Viaggiando con Terzani
Nel paese risiedono numerose etnie: Shan (originari della Cina), Paò, Meo, Karen, Wa e molte altre. Tiziano è incuriosito particolarmente dai Padaung (o Kayan) ai quali si deve la tradizione della donna giraffa, diffusa anche in Thailandia: per saperne di più puoi leggere il magnifico foto-reportage a loro dedicato sul Corriere della Sera.
Dal 1989 la Birmania ha il nome ufficiale di Myanmar. Il paese ha avuto una storia complessa e spesso drammatica a causa delle dittature e dei governi militari che si sono alternati soprattutto durante il Novecento. Alla fine degli anni ‘80 la protesta per ottenere la democrazia è aumentata. Protagonista del movimento pacifico dissidente è stata una donna, Aung San Suu Kyi, che durante i vent’anni trascorsi agli arresti domiciliari nel 1991 ha ricevuto il Nobel per la Pace. Riacquistata la libertà ha partecipato alla vita istituzionale del paese ricoprendo importanti incarichi di governo. Per approfondire puoi leggere la biografia di Aung San Suu Kyi.
Nel 2011 il grande regista francese Luc Besson le ha dedicato un film The lady. L’amore per la libertà.
Per saperne di più sulla storia del paese leggi della Birmania su Treccani online.
Tiziano è emotivamente coinvolto dalle vicende del passato ma anche dal presente e dal futuro del paese. Dopo avere attraversato a piedi la frontiera, con la moglie Angela e un amico giornalista raggiungono in auto la città di Kengtung; lungo la strada, poco più di una pista…

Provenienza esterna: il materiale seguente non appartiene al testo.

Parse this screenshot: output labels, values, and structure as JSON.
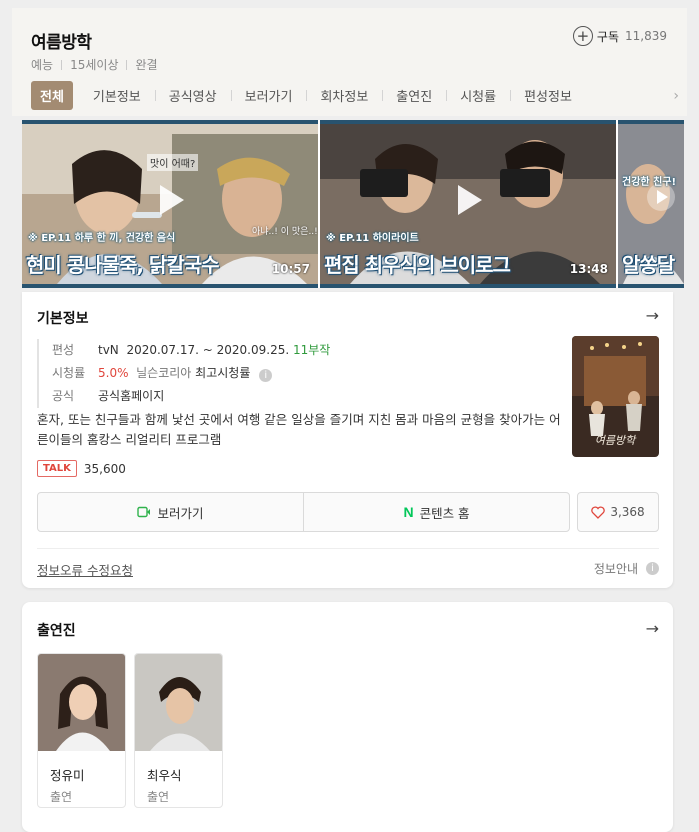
{
  "show": {
    "title": "여름방학",
    "subscribe_label": "구독",
    "subscribe_count": "11,839",
    "meta": [
      "예능",
      "15세이상",
      "완결"
    ]
  },
  "tabs": [
    "전체",
    "기본정보",
    "공식영상",
    "보러가기",
    "회차정보",
    "출연진",
    "시청률",
    "편성정보"
  ],
  "videos": [
    {
      "caption_small": "※ EP.11 하루 한 끼, 건강한 음식",
      "caption_big": "현미 콩나물죽, 닭칼국수",
      "duration": "10:57",
      "overlay1": "맛이 어때?",
      "overlay2": "아냐..! 이 맛은..!"
    },
    {
      "caption_small": "※ EP.11 하이라이트",
      "caption_big": "편집 최우식의 브이로그",
      "duration": "13:48"
    },
    {
      "caption_small": "건강한 친구!",
      "caption_big": "알쏭달"
    }
  ],
  "basic_info": {
    "title": "기본정보",
    "rows": {
      "schedule_label": "편성",
      "channel": "tvN",
      "dates": "2020.07.17. ~ 2020.09.25.",
      "episodes": "11부작",
      "rating_label": "시청률",
      "rating_value": "5.0%",
      "rating_source": "닐슨코리아",
      "rating_note": "최고시청률",
      "official_label": "공식",
      "official_link": "공식홈페이지"
    },
    "synopsis": "혼자, 또는 친구들과 함께 낯선 곳에서 여행 같은 일상을 즐기며 지친 몸과 마음의 균형을 찾아가는 어른이들의 홈캉스 리얼리티 프로그램",
    "talk_badge": "TALK",
    "talk_count": "35,600",
    "watch_button": "보러가기",
    "content_home_button": "콘텐츠 홈",
    "like_count": "3,368",
    "report_link": "정보오류 수정요청",
    "info_guide": "정보안내",
    "poster_title": "여름방학"
  },
  "cast": {
    "title": "출연진",
    "members": [
      {
        "name": "정유미",
        "role": "출연"
      },
      {
        "name": "최우식",
        "role": "출연"
      }
    ]
  },
  "colors": {
    "active_tab": "#a38b72",
    "green": "#2f9a3c",
    "red": "#e0463c",
    "naver_green": "#03c75a"
  }
}
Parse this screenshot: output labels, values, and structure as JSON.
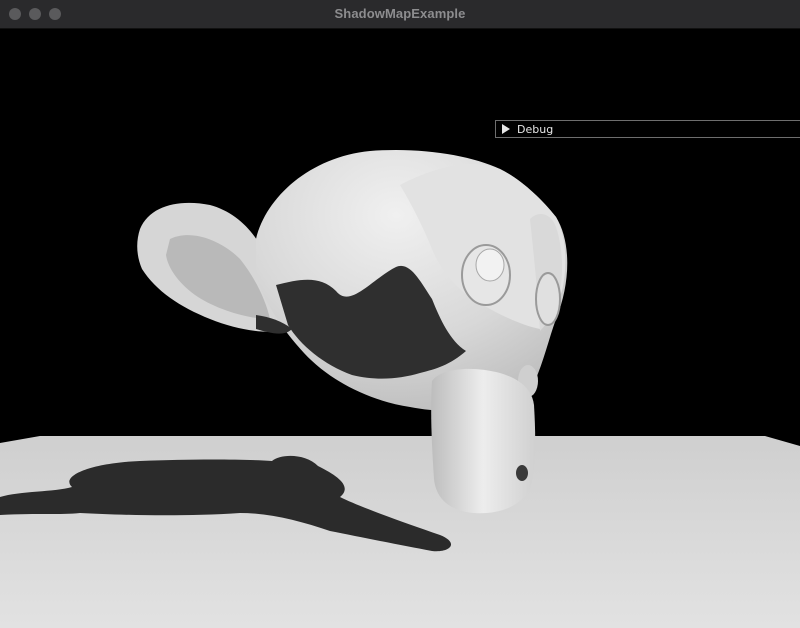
{
  "window": {
    "title": "ShadowMapExample",
    "controls": [
      "close",
      "minimize",
      "zoom"
    ]
  },
  "debug_panel": {
    "label": "Debug",
    "state": "collapsed",
    "icon": "triangle-right-icon"
  },
  "scene": {
    "object": "monkey-head-mesh",
    "surface": "ground-plane",
    "background_color": "#000000",
    "floor_color": "#d9d9d9",
    "shadow_color": "#2b2b2b"
  }
}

Eravamo appena scesi dalla jeep, quando dalla sterpaglia sentimmo venire uno strano, insolito, ritmico rumore di ferraglia, come di catene strascicate. Sì! Proprio delle catene! Ai piedi di una ventina di uomini, scarni, emaciati, alcuni con l’aria febbricitante, tutti coperti di stracci polverosi, che avanzavano faticosamente, all’unisono come un enorme millepiedi, trasportando a spalla un lungo tronco d’albero. Le catene ai loro piedi erano legate con altri ferri a una catena che ciascuno aveva attorno alla vita. I due soldati che accompagnavano i prigionieri ci fecero cenno con i fucili di mettere giù le nostre macchine fotografiche … posato il tronco, i prigionieri si fermarono. Uno disse di venire da Pegu, uno da Mandalay. Tutti e due erano stati arrestati cinque anni prima, durante le grandi manifestazioni per la democrazia: prigionieri politici, messi ai lavori forzati. È strano stare davanti a una tale nefandezza, dover prendere mentalmente delle note, scattare delle foto senza dar troppo nell’occhio, cercare di non mettersi in pericolo, di non dare a quei disgraziati più problemi di quanti già ne avessero e accorgersi poi di non aver avuto neppure il tempo di commuoversi, di scambiare una parola di semplice umanità. Improvvisamente si hanno gli occhi su un abisso di dolore, si cerca di immaginarsene il fondo…
Tiziano Terzani, Un indovino mi disse, Milano, Longanesi, 1995, pp. 64-65
Una delle pagine più intense di Tiziano ci guida verso il monastero della Collina d’Oro dove sorge il conosciuto monumento buddhista (stupa) chiamato tradizionalmente degli Otto Capelli. Si tratta della pagoda Shwedagon, luogo sacro per eccellenza, che svetta sulla città di Yangon (l’antica Rangoon), già capitale e tutt’ora la più grande della Birmania, con quasi 6 milioni di abitanti.
Leggi qualche notizia in più sulla pagoda Shwedagon.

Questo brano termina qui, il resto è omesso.